When reviewing the denial of a motion to suppress evidence seized pursuant to a search warrant, our undertaking "consists of ‘a legal examination of the evidence in the affidavit to determine whether it establishes probable cause—with a presumption of correctness given to the trial court, which in turn gave great deference to the magistrate.’ "
Goesel v. State , 305 So. 3d 821, 823 (Fla. 2d DCA 2020) (quoting Coronado v. State , 148 So. 3d 502, 505 (Fla. 2d DCA 2014) ).

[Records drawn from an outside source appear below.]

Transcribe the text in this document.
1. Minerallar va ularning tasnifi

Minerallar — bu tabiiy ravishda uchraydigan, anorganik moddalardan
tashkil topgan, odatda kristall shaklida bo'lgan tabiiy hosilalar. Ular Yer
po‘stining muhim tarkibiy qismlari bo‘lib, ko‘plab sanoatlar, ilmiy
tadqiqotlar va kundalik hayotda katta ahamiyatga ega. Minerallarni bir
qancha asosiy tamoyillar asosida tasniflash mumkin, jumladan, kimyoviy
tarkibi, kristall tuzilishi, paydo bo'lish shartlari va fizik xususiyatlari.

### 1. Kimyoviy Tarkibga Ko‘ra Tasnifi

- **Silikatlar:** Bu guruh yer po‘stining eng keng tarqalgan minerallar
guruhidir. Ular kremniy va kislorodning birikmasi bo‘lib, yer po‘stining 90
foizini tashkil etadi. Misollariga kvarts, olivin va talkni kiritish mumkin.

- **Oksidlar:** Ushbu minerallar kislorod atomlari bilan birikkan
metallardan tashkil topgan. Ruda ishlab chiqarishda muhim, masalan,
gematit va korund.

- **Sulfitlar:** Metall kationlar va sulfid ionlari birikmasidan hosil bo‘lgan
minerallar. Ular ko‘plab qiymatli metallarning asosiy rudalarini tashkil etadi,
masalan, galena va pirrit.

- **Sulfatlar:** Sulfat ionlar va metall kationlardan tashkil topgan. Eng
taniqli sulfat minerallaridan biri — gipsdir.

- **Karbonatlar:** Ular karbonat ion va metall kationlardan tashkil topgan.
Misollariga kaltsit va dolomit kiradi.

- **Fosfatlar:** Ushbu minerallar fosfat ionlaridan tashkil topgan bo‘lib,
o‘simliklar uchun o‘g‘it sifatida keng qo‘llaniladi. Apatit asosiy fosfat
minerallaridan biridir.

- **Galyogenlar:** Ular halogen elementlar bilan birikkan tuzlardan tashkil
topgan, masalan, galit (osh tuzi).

When assessing whether there is probable cause to justify a search, "the trial court must make a judgment, based on the totality of the circumstances, as to whether from the information contained in the warrant there is a reasonable probability that contraband will be found at a particular place and time." Pagan v. State , 830 So. 2d 792, 806 (Fla. 2002). "This determination must be made by examination of the four corners of the affidavit." Id.
Id. at 823–24.
The search warrant affidavit in this case did not establish a reasonable probability that further evidence of drug trafficking would be found in the Cal Cove residence. The affidavit provided a detailed account of law enforcement's discovery of MDMA in the package addressed to Smitherman's Duquesne Drive address, as well as the resulting controlled delivery of the package to that home. In contrast, the portion of the affidavit concerning the Cal Cove property was devoid of any allegation suggesting a probability that the Cal Cove home was involved in any illegal conduct beyond the presence of Smitherman's parcel, which law enforcement had already recovered when they applied for the warrant. In relevant part, the affidavit stated:
At 1434 hours, Terrance Smitherman with a date of birth of [XX/XX/XXXX], at the [Duquesne Drive] residence, entered for a few moments, and exited the residence with the package in his hand. Smitherman entered his black Lincoln MKX bearing Florida license plate #JTAT48 and left the residence. Surveillance units in the area followed Smitherman to 858 Cal Cove Drive,
where he parked in the drive way, and entered the residence holding the package. At 1456 hours, the package was opened and Detectives converged on the residence. As Detective Bates entered through the open garage door he observed Smitherman exiting the residence into the garage with the container that contained the 414 grams of MDMA in one hand and the GPS tracking device in another. Smitherman was detained and the residence is currently being held pending a search warrant.
Based on the above facts, Detective Bates believes there is probable cause for the issuance of this search warrant to search the residence for additional evidence related to possession of a controlled substance and request it be approved.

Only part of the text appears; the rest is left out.